天の方舟(下) (講談社文庫 は 81-4)
天の方舟(下) (講談社文庫 は 81-4) / 感想・レビュー
Tetchy
最後に罰が下るとはいえ、彼らの蜜月は実に長く、その対価にしては釣り合いが取れないのではないかとこの手の物語を読んでいつも思う。確かに彼らの今後にはきつい道のりが待ち受けているだろうが、それでも彼らは誰もが羨む生活を送れたのだ。実は得するのは悪の側なのではないか。真面目にやっている人間ほど馬鹿を見るのがこの世の中の構図ではないかと実に虚しさを感じてしまう。
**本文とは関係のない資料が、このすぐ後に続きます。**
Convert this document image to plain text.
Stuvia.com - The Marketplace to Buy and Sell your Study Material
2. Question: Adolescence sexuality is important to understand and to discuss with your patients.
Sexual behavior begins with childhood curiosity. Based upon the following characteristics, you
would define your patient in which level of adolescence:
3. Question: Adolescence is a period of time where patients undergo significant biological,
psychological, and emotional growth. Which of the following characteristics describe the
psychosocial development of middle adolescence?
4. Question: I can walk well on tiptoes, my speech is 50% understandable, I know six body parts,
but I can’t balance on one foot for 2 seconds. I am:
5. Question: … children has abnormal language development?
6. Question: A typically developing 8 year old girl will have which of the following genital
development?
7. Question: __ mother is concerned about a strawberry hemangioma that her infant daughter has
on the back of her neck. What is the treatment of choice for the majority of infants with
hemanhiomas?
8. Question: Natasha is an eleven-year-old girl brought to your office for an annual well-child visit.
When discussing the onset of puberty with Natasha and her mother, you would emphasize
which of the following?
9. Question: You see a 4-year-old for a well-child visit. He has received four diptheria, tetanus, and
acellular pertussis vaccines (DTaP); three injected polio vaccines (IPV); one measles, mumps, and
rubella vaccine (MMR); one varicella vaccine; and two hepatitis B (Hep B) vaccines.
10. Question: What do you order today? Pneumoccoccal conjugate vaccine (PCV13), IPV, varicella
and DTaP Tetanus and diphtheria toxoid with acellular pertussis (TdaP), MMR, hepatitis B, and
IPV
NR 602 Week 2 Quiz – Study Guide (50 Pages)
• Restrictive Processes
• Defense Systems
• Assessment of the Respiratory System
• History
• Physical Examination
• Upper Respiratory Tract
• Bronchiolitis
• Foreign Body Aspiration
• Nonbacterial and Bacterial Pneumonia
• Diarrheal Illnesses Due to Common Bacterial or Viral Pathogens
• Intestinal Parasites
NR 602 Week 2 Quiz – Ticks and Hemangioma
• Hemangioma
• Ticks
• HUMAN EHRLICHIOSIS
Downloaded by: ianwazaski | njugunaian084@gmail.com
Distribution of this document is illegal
しかしこんな歪んだ社会の構図はいくら暴かれ、断罪されようとも新たな汚職の構図が描かれ、同様の巨額のリベートが動くシステムが気付かれていくことだろう。
2015/03/08
幹事検定1級
ベトナムでのODAによる建設中であった橋梁が手抜き工事により落橋してから、エンディングまでスリリングなストーリーでした。まさかの大ナマズ養殖事業や殺人事件など当初の経済小説から幅広い内容でした。他の作品も読んでみたくなる充実かつ完成度高い作品です
2018/04/24
RIN
上巻では服部さんらしい問題提起型小説?と思ったが、下巻では方向転換。こんなに薄いのに何故2分冊?と怪訝に思ったがそれも効果的に働いて違和感なく下巻へ。経済事犯だと何となくスマートで、一種、知的なイメージになるが、これも結局は悪党たちのノワール小説だと思う。ここに描かれているような背任横領リベートって仕事してれば恐らく誰でもできるがほとんどの人はやらない。そこがモラルだったり人としての品格だったりするわけで、この小説を読んでODAの仕組みがこんなものだと思わないでほしいと痛切に願う。
2014/10/20
Yunemo
好きな作家です。ただ本作品は良く解らないというのが実感。ダーティービジネスへののめり込み、金銭への強欲さ、前半の展開はそれである意味納得。ただ男との関係が気薄。もっともっと悪人面した「七波」にして欲しかったな。全体的に中途半端感を感じてしまう。何故、クライマックスをああいう展開にするの? 善人でもなく、悪人でもなく、それでいて安全策は取る、残すものは残す。そういう意味では、ちゃんと人間のエゴさを最後に提示してくれている。やはりこれでいいんだろうね!
2012/11/19
たかちー
賄賂を梃子に開発案件を受注し続け、厳しくなる法改正を睨みながら手仕舞…と思ったところで、建設中の橋が崩壊する悲劇が。崩壊事故は実際にもあった話だったと今更ながらに知る。命の値段違うと言う訳でもないと思うけど、あまり大きなニュースとしては取り上げられなかった気がするな(自分が不勉強なだけか)。終盤、崩壊事故について七波は罪を償いながらも、自分はギリギリのところで安全なポジションを確保しようとするところは、まさに肉を切らせて骨を断つ感じ。心の内は分かり辛さもあったけど…。ラストシーンは某ドラマを思い出す。